Capsule

De la dissidence à la branche d’olivier

Le gouvernement de l’Ontario se montre intraitable. Le Règlement XVII est là pour rester. L’Association canadienne-française d’éducation d’Ontario (ACFÉO) décide de porter la cause de l’école de langue française devant la Cour suprême de l’Ontario. Elle se tourne alors vers son président-fondateur, brillant orateur par surcroît, le sénateur Napoléon-Antoine Belcourt, pour la représenter.

Dans son jugement final rendu en novembre 1914, la Cour ne se rend pas aux arguments du réputé avocat d’Ottawa. Elle statue, au contraire, que la langue officielle de l’Ontario, ainsi que celle de l’Empire, est l’anglais;  aucune autre langue, fût-elle tolérée, ne dispose de droits en vertu de la Constitution du Canada. Le juge qui reçoit la cause en appel en 1915 sera du même avis. Deux ans plus tard, le sénateur Belcourt n’a guère plus de succès devant le Conseil privé de Londres, vers lequel l’ACFÉO décide de se tourner en dernier recours.

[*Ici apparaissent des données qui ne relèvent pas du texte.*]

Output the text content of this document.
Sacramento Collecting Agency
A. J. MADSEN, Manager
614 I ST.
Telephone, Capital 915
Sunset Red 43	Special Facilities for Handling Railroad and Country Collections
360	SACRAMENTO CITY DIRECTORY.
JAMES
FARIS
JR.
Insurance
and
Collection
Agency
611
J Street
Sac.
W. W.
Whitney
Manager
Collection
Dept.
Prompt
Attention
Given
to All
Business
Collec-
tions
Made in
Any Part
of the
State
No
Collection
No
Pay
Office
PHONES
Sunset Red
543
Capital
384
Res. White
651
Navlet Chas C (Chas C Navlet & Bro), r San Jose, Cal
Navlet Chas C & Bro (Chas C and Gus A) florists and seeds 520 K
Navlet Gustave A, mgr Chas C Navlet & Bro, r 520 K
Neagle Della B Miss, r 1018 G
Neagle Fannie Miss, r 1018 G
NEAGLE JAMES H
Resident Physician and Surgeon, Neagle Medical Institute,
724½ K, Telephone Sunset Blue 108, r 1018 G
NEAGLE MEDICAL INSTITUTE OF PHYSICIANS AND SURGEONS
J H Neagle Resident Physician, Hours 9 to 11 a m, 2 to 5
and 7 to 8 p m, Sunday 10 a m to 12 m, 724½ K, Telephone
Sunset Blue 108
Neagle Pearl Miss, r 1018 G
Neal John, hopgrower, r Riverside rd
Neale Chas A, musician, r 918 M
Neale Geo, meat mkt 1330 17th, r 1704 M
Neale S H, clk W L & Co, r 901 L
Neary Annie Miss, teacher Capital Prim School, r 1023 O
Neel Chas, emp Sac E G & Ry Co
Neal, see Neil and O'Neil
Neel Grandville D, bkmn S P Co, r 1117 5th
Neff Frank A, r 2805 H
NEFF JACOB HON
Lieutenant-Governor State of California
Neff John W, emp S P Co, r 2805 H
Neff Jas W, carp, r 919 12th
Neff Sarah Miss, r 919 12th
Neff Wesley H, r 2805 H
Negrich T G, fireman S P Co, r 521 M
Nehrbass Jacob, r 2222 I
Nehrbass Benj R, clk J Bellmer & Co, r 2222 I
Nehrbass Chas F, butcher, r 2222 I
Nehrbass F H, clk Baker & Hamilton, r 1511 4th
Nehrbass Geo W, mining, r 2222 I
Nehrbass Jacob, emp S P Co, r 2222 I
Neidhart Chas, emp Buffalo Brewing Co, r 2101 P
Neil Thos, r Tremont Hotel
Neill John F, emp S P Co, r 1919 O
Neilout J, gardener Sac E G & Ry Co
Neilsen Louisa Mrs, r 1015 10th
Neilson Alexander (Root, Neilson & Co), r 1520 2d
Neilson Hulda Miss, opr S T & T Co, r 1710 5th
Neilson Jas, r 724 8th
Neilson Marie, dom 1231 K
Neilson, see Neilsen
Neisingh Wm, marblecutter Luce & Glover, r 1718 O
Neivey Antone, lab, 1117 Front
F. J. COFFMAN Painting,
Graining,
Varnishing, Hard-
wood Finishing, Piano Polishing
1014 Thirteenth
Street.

Entretemps, la voie parlementaire ne donne pas de meilleurs résultats. Le gouvernement de l’Ontario reste sur ses positions. L’appui indéfectible de toute la classe politique du Québec n’y peut rien. Quant au gouvernement fédéral, il refuse toujours de s’ingérer dans ce litige.

Mais c’est probablement la condamnation du pape Benoît  XV lui-même qui donna le plus dur coup aux défenseurs de l’école française en Ontario. Contraint d’intervenir pour tenter de refaire l’unité de l’Église canadienne divisée par le conflit, le souverain pontife blâme toute dissidence catholique au nom de la langue et enjoint les coreligionnaires francophones et anglophones de l’Ontario à travailler ensemble à la préservation de l’école catholique, même si l’enseignement devait s’y faire en anglais. La position du pape sème le désarroi parmi les catholiques francophones d’Ottawa. L’ACFÉO, l’épiscopat canadien-français et la classe politique du Québec reviendront à la charge à plusieurs reprises pour obtenir que Rome leur accorde son appui, mais toujours en vain.

Réélu président de l’ACFÉO en 1921, le sénateur Belcourt développe alors une tout autre stratégie. Il profite d’une brèche qui s’ouvre dans l’opposition de l’élite anglophone de la province à l’école française. Il crée la Unity League, formée de nombreux députés, de journalistes et d’universitaires anglophones d’influence. Son but : rallier l’opinion publique anglophone à la cause franco-ontarienne. Il aura visiblement réussi : le gouvernement de l’Ontario reviendra au moins partiellement sur sa décision en 1927, quoique de nombreux autres facteurs liés à la conjoncture, tant ontarienne que canadienne, soient aussi intervenus dans la solution de la crise.